Das Gericht hält die Einwände überdies auch inhaltlich nicht für plausibel. Ohne tragfähige Anhaltspunkte erscheint die Vermutung, dass die Gutachter, die zunächst umfangreich eine Familienanamnese des Klägers aufgestellt haben, diese sodann bei der abschließenden Bewertung außer Acht gelassen hätten, abwegig. Dass die Amtsärztin die auf der Grundlage von Studien ermittelten Wahrscheinlichkeiten des Auftretens eines Rezidivs - also einer weiteren depressiven Episode, nicht der Dienstunfähigkeit - anders bewertet, ist zudem vor dem Hintergrund nicht nachvollziehbar, dass sie selbst in der mündlichen Verhandlung gesagt hat, die Studien bzw. dem Gutachten zugrunde gelegten, dort zitierten wissenschaftlichen Quellen nicht gelesen zu haben. Auch die von der Amtsärztin geäußerte Notwendigkeit der Durchführung einer Psychotherapie ist nicht plausibel. Es ist schon nicht ersichtlich, warum sie diese Notwendigkeit erstmals Ende 2013 gegenüber dem Kläger geäußert hat, dies dagegen nicht Gegenstand der vorangehenden Begutachtungen war. Sie erläutert auch nicht, inwiefern dies im Zusammenhang mit der Frage der vorzeitigen Zurruhesetzung stehen soll, insbesondere nicht, welche medizinischen Folgen hieraus abzuleiten wären. Unabhängig davon sprechen die Angaben der Fachärzte vorliegend gegen eine solche Notwendigkeit. In dem vorläufigen Abschlussbericht der LVR-Klinik M. vom 19.11.2011 wurde eine psychotherapeutische Weiterbehandlung lediglich empfohlen. Der den Kläger behandelnde Psychiater hat eine medikamentöse Behandlung als ausreichend angesehen. Die Behandlung des Klägers stuften die Fachgutachter als "leitlinienkonform" ein. Auch die auf den Druck der Amtsärztin aufgesuchte Psychologin sah eine Psychotherapie als nicht indiziert an und hielt keine Symptomatik für gegeben, auf deren Grundlage die Kostenübernahme durch die Beihilfe hätte beantragt werden können. Mit diesen Einschätzungen der Fachärzte und der Psychologin haben sich die Amtsärztin oder die Beklagte nicht auseinandergesetzt.
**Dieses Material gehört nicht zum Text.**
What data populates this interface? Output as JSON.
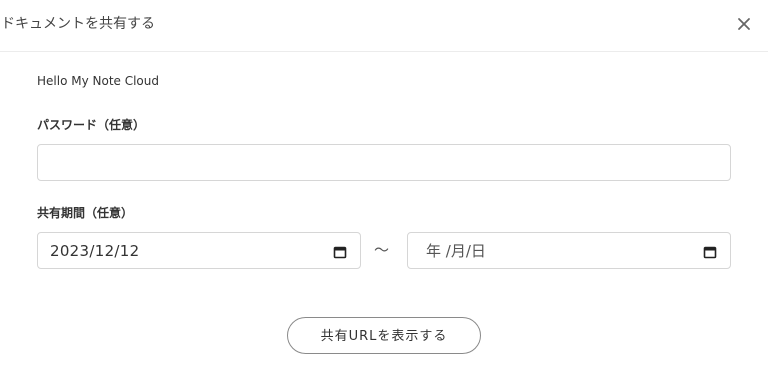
{
  "modal": {
    "title": "ドキュメントを共有する",
    "close_icon": "close-icon"
  },
  "document": {
    "name": "Hello My Note Cloud"
  },
  "password": {
    "label": "パスワード（任意）",
    "value": "",
    "placeholder": ""
  },
  "period": {
    "label": "共有期間（任意）",
    "start_value": "2023/12/12",
    "separator": "～",
    "end_placeholder": "年 /月/日",
    "calendar_icon": "calendar-icon"
  },
  "actions": {
    "show_url_label": "共有URLを表示する"
  },
  "colors": {
    "border": "#d6d6d6",
    "text": "#333333",
    "button_border": "#8a8a8a"
  }
}
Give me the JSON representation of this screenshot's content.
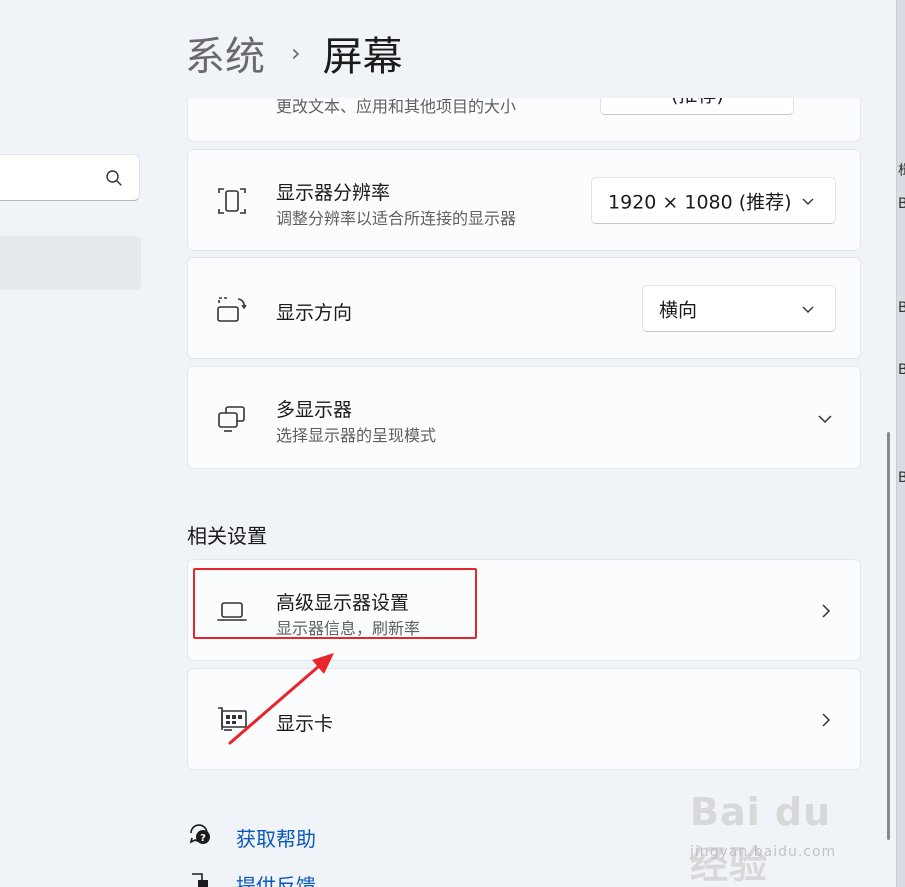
{
  "header": {
    "breadcrumb_parent": "系统",
    "breadcrumb_sep": "›",
    "page_title": "屏幕"
  },
  "side_strip_chars": [
    "楫",
    "B",
    "B",
    "B",
    "B"
  ],
  "scale_row": {
    "subtitle": "更改文本、应用和其他项目的大小",
    "dropdown_value": "(推荐)"
  },
  "resolution": {
    "title": "显示器分辨率",
    "subtitle": "调整分辨率以适合所连接的显示器",
    "dropdown_value": "1920 × 1080 (推荐)"
  },
  "orientation": {
    "title": "显示方向",
    "dropdown_value": "横向"
  },
  "multi_display": {
    "title": "多显示器",
    "subtitle": "选择显示器的呈现模式"
  },
  "related_settings": {
    "heading": "相关设置",
    "advanced_display": {
      "title": "高级显示器设置",
      "subtitle": "显示器信息，刷新率"
    },
    "graphics": {
      "title": "显示卡"
    }
  },
  "links": {
    "get_help": "获取帮助",
    "feedback": "提供反馈"
  },
  "watermark": {
    "brand": "Bai du 经验",
    "url": "jingyan.baidu.com"
  },
  "icons": {
    "search": "search-icon",
    "scale": "scale-icon",
    "resolution": "resolution-icon",
    "orientation": "orientation-icon",
    "multi_display": "multi-display-icon",
    "advanced_display": "laptop-icon",
    "graphics": "graphics-card-icon",
    "help": "help-icon",
    "feedback": "feedback-icon",
    "chevron_right": "chevron-right-icon",
    "chevron_down": "chevron-down-icon"
  },
  "colors": {
    "annotation": "#e8252b",
    "link": "#0b58b8",
    "background": "#f0f4f9"
  }
}
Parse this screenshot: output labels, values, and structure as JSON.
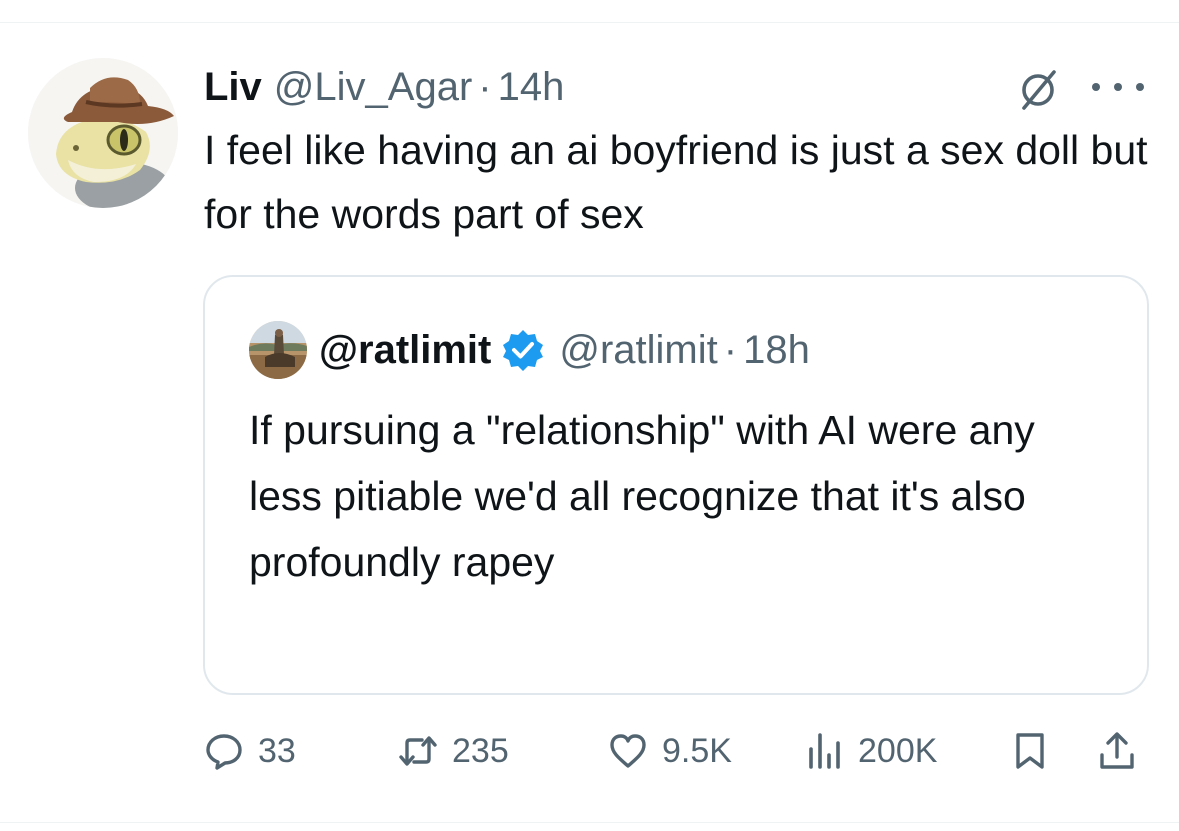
{
  "tweet": {
    "display_name": "Liv",
    "handle": "@Liv_Agar",
    "separator": "·",
    "time": "14h",
    "text": "I feel like having an ai boyfriend is just a sex doll but for the words part of sex"
  },
  "quote": {
    "display_name": "@ratlimit",
    "handle": "@ratlimit",
    "separator": "·",
    "time": "18h",
    "verified": true,
    "text": "If pursuing a \"relationship\" with AI were any less pitiable we'd all recognize that it's also profoundly rapey"
  },
  "actions": {
    "replies": "33",
    "reposts": "235",
    "likes": "9.5K",
    "views": "200K"
  },
  "icons": {
    "reply": "reply-icon",
    "repost": "repost-icon",
    "like": "heart-icon",
    "views": "views-icon",
    "bookmark": "bookmark-icon",
    "share": "share-icon",
    "grok": "grok-icon",
    "more": "more-icon",
    "verified": "verified-badge-icon"
  },
  "colors": {
    "text": "#0f1419",
    "secondary": "#536471",
    "verified": "#1d9bf0",
    "border": "#e1e8ed"
  }
}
Es lassen sich auch keine hinreichenden Anhaltspunkte dafür feststellen, dass der Kläger mit überwiegender Wahrscheinlichkeit bis zur Pensionierung über Jahre hinweg regelmäßig krankheitsbedingt ausfallen und deshalb eine erheblich geringere Lebensdienstzeit aufweisen wird.

Vgl. zu diesem Grund für die Verneinung der gesundheitlichen Eignung: BVerwG, Urteil vom 30.10.2013 - 2 C 16/12 -, juris, Rn. 26.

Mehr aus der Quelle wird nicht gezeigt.